Selon Olivier Ngardouel, des progrès ont également été faits sur le plan politique. Le gouvernement tchadien a signé l’année dernière une «Initiative pour accroître la transparence des paiements et revenus dans le secteur des industries extractives», qui pose des standards globaux pour améliorer la transparence dans l’industrie du pétrole, du gaz et des minerais.
«C’est une étape particulièrement importante, car l’extraction d’or, d’uranium et de calcium, découverts depuis le début des forages, pourrait commencer bientôt», ajoute le coordinateur.
Aide suisse au développement
Doris Fiala ne cache pas que ce voyage au Tchad avait été «dur» et «déprimant». Elle affirme vouloir s’engager, lors de la prochaine session de la Chambre du Peuplepour que le budget de l’aide au développement passe de 0,47% à 0,5% du produit national brut.
«Je suis absolument convaincue qu’aider les pays d’origine des réfugiés est le meilleur moyen d’endiguer le flot des migrants aux portes de l’Espace Schengen». En décembre dernier, le Parlement avait été à deux doigts de couper l’aide de 20%, pour finalement la maintenir à 640 millions de francs suisses.
«J’ai l’impression que beaucoup de mes collègues sont mal informés», note encore Doris Fiala. «Trop de gens pensent que nous donnons de l’argent à des pays corrompus et que cet argent disparaît.» Enfin, Carlo Sommaruga rappelle que des pays comparables à la Suisse, tels le Danemark, la Suède ou les Pays-Bas, ont fait passer leur budget d’aide au développement à 0,7% du PNB. «C’est à cela que nous devons aspirer en Suisse également.»

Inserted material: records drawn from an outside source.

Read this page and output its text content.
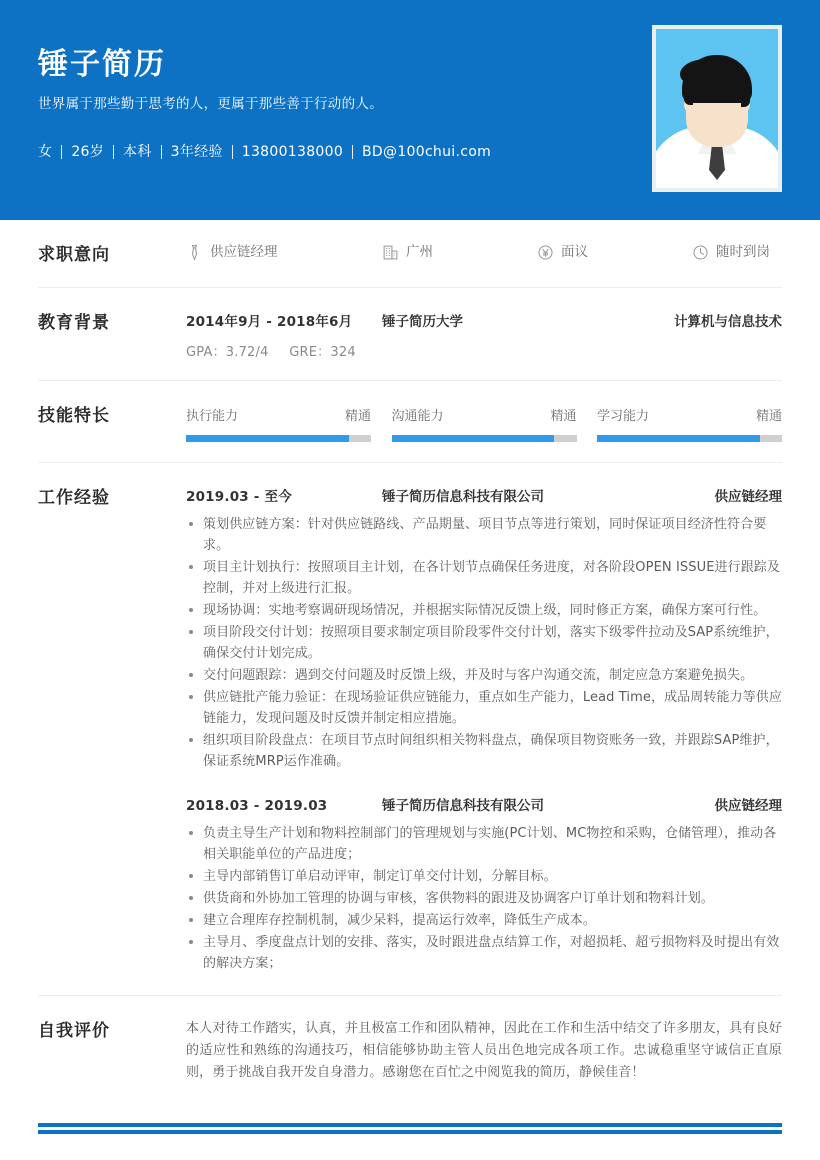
锤子简历
世界属于那些勤于思考的人，更属于那些善于行动的人。
女 26岁 本科 3年经验 13800138000 BD@100chui.com
求职意向	供应链经理	广州	面议	随时到岗
教育背景	2014年9月 - 2018年6月	锤子简历大学	计算机与信息技术
GPA：3.72/4 GRE：324
技能特长	执行能力	精通 沟通能力	精通 学习能力	精通
工作经验	2019.03 - 至今	锤子简历信息科技有限公司	供应链经理
策划供应链方案：针对供应链路线、产品期量、项目节点等进行策划，同时保证项目经济性符合要求。
项目主计划执行：按照项目主计划，在各计划节点确保任务进度，对各阶段OPEN ISSUE进行跟踪及控制，并对上级进行汇报。
现场协调：实地考察调研现场情况，并根据实际情况反馈上级，同时修正方案，确保方案可行性。
项目阶段交付计划：按照项目要求制定项目阶段零件交付计划，落实下级零件拉动及SAP系统维护，确保交付计划完成。
交付问题跟踪：遇到交付问题及时反馈上级，并及时与客户沟通交流，制定应急方案避免损失。
供应链批产能力验证：在现场验证供应链能力，重点如生产能力，Lead Time，成品周转能力等供应链能力，发现问题及时反馈并制定相应措施。
组织项目阶段盘点：在项目节点时间组织相关物料盘点，确保项目物资账务一致，并跟踪SAP维护，保证系统MRP运作准确。
2018.03 - 2019.03	锤子简历信息科技有限公司	供应链经理
负责主导生产计划和物料控制部门的管理规划与实施(PC计划、MC物控和采购，仓储管理），推动各相关职能单位的产品进度；
主导内部销售订单启动评审，制定订单交付计划，分解目标。
供货商和外协加工管理的协调与审核，客供物料的跟进及协调客户订单计划和物料计划。
建立合理库存控制机制，减少呆料，提高运行效率，降低生产成本。
主导月、季度盘点计划的安排、落实，及时跟进盘点结算工作，对超损耗、超亏损物料及时提出有效的解决方案；
自我评价	本人对待工作踏实，认真，并且极富工作和团队精神，因此在工作和生活中结交了许多朋友，具有良好的适应性和熟练的沟通技巧，相信能够协助主管人员出色地完成各项工作。忠诚稳重坚守诚信正直原则，勇于挑战自我开发自身潜力。感谢您在百忙之中阅览我的简历，静候佳音！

Population (estimation 2009): 11,2 millions
Taux demortalité infantile: 124 morts/ 1000 naissances
Espérance de vie: 48 ans
Taux d’alphabétisation: 37,2%
PNB: 6,8 milliards de dollars US
(Source: Banque mondiale)
1948. Swissaid a été créée en 1948.
9 pays. L’organisation est active dans neuf pays en développement: le Tchad, l’Inde, la Birmanie, la Guinée-Bissau, le Nigéria, la Tanzanie, l’Equateur, la Colombie et le Nicaragua.
169 projets. En 2010, Swissaid a dépensé 11,07 millions de francs suisses dans 169 projets.
Domaines. Swissaid travaille avec des organisations et les communautés locale pour mettre en place des programmes d’aide durable dans les domaines de la santé, de l’éducation et de l’environnement.